By the time McClane gets Matt to D.C., the Prada-clad bad guys have already initiated the first phases of a worst-case scenario takeover of anything controlled by a computer.
Whacked-out traffic signals turn cities into crashed-car parking lots, Anthrax alerts empty government buildings and financial markets implode on bogus trading info. Matt explains that it's the beginning of a "Fire Sale"; everything-must-go Armageddon in hacker-terror parlance.

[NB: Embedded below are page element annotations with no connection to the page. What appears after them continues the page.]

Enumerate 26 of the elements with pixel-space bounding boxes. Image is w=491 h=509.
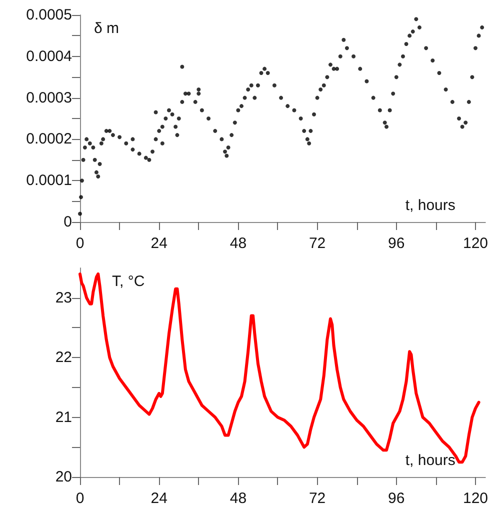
y-tick-label: 0.0003 — [26, 89, 72, 106]
x-tick-label: 96 — [388, 235, 405, 252]
y-tick-label: 21 — [55, 408, 72, 426]
x-tick-label: 24 — [150, 235, 168, 252]
x-tick-label: 0 — [76, 235, 84, 252]
y-tick-label: 0.0002 — [26, 130, 72, 148]
y-tick-label: 20 — [55, 468, 72, 486]
y-tick-label: 0.0001 — [26, 172, 72, 190]
y-axis-title: T, °C — [112, 273, 145, 290]
x-tick-label: 120 — [462, 490, 488, 507]
x-tick-label: 72 — [308, 490, 326, 507]
y-tick-label: 0.0004 — [26, 48, 72, 65]
y-tick-label: 0 — [64, 214, 72, 230]
y-tick-label: 23 — [55, 289, 72, 306]
x-tick-label: 48 — [230, 490, 247, 507]
x-axis-title: t, hours — [405, 452, 456, 469]
x-tick-label: 96 — [388, 490, 405, 507]
x-tick-label: 120 — [462, 235, 488, 252]
x-tick-label: 24 — [150, 490, 168, 507]
y-axis-title: δ m — [94, 20, 120, 37]
x-tick-label: 0 — [76, 490, 84, 507]
y-tick-label: 22 — [55, 349, 72, 366]
x-axis-title: t, hours — [405, 197, 456, 214]
x-tick-label: 72 — [308, 235, 326, 252]
y-tick-label: 0.0005 — [26, 6, 72, 24]
x-tick-label: 48 — [230, 235, 247, 252]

The guy in charge of the Fire Sale is Thomas Gabriel (Timothy Olyphant), a disgruntled ex government cyber guru who only wants all the money in the USA as compensation. Since he designed the backup system, all he needs are a few laptops and guys with guns to take it all. What he didn't count on was McClane and his new buddy Matt, who fortunately has a laptop of his own.
It's hard to explain how wall-to-wall action is suffused in this detail-heavy plot, but the nonstop mayhem includes several helicopter-to-ground urban battles, many flying and exploding car chases, lots of inventive running, fighting, shooting and jumping sequences and a climactic duel between an armored 18-wheeler, a Harrier jet and a multilevel interstate highway that's beautifully decimated in the process.
Along the way there are many, many deaths, and wiseacre McClane reacts with the same glee we do at the more gnarly ones.
Ultimately, "Live Free or Die Hard" so completely slacks our jaw and so successfully suspends our disbelief that the highest praise goes to the crew of first-class technicians who pulled it off. Their motto must have been: If you can think it up, we can make it happen.